Sabık Sultan’ın ufûlüne tanıklık eden o sisli ve soğuk Şubat gününden tam 8 ay 20 gün sonra bu defa koca cihan devletinin kendisi Mondros limanında bekleyen Agamemnon zırhlısında fiilen batacak, sonraki beş yıl içerisindeyse tamamen çökecek ve devrolunan enkazı da Cumhuriyet devrinde kaldırılacak, daha doğrusu padişah tuğraları ve Osmanlıca kitabelerin kırılması ve kazınması örneklerinde görüldüğü gibi gaddarca imha edilecekti.

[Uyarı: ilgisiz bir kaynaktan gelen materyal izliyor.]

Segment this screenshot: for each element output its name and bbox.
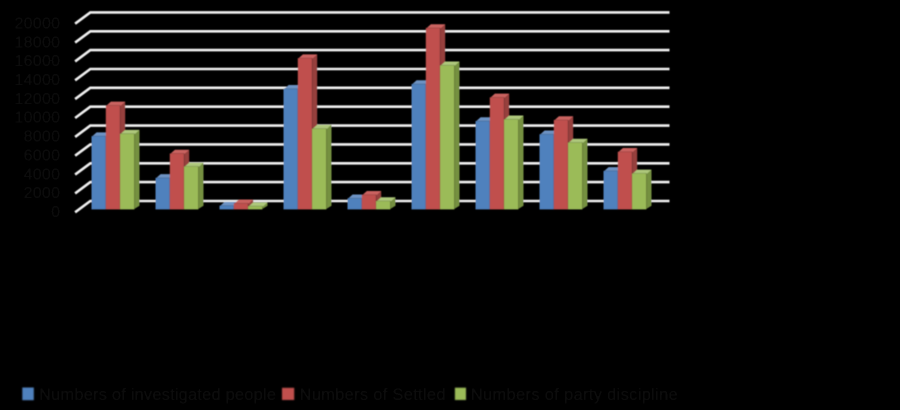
svg-text:2000: 2000 — [24, 185, 60, 202]
svg-text:Numbers of investigated people: Numbers of investigated people — [39, 386, 276, 404]
svg-text:6000: 6000 — [24, 147, 60, 164]
svg-text:16000: 16000 — [15, 53, 61, 70]
svg-text:18000: 18000 — [15, 34, 61, 51]
svg-text:Numbers of Settled: Numbers of Settled — [300, 386, 446, 404]
svg-text:Numbers of party discipline: Numbers of party discipline — [471, 386, 678, 404]
svg-text:8000: 8000 — [24, 129, 60, 146]
svg-text:0: 0 — [51, 204, 60, 221]
svg-text:4000: 4000 — [24, 166, 60, 183]
svg-text:14000: 14000 — [15, 72, 61, 89]
svg-text:12000: 12000 — [15, 91, 61, 108]
svg-text:20000: 20000 — [15, 15, 61, 32]
svg-text:10000: 10000 — [15, 110, 61, 127]
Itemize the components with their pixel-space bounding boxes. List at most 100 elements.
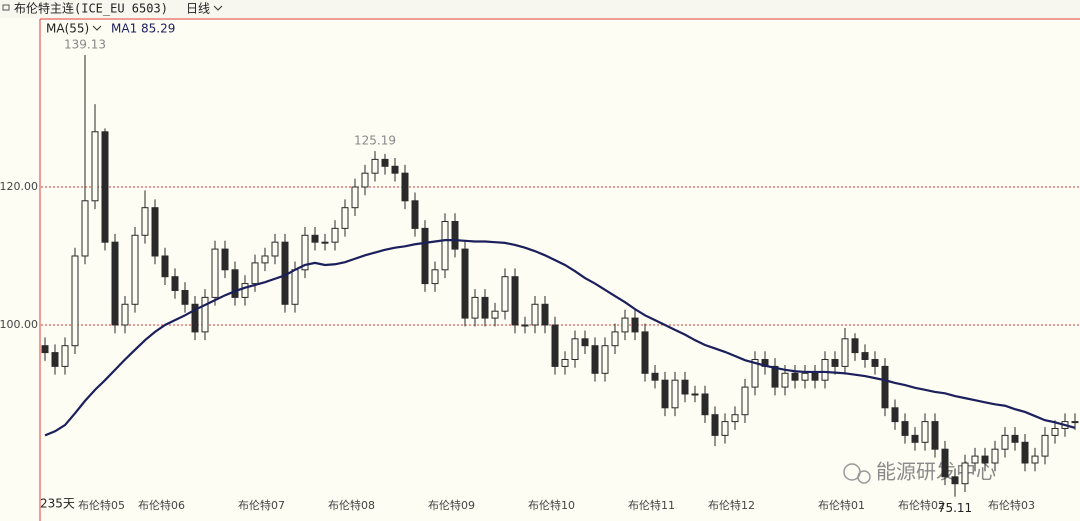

İşte böylesine kritik bir ölümdü onunkisi. Şazeli şeyhlerinin yanık yanık okuduğu ilahiler eşliğinde omuzlarda Divanyolu’nun eğri büğrü taşları üzerinde ağır ağır ilerleyen tabutunu omuzlayanlar aslında bir imparatorluğun tabutunu omuzladıklarının farkına çok geç varacaklardı. Vardıklarında ise dudaklarında bir merâret, ellerinde felç, kalplerinde kılıç yarası olacaktı. İyileşmeyecek bir yara ki hala iyileşmedi… Hala kanamaya devam ediyor…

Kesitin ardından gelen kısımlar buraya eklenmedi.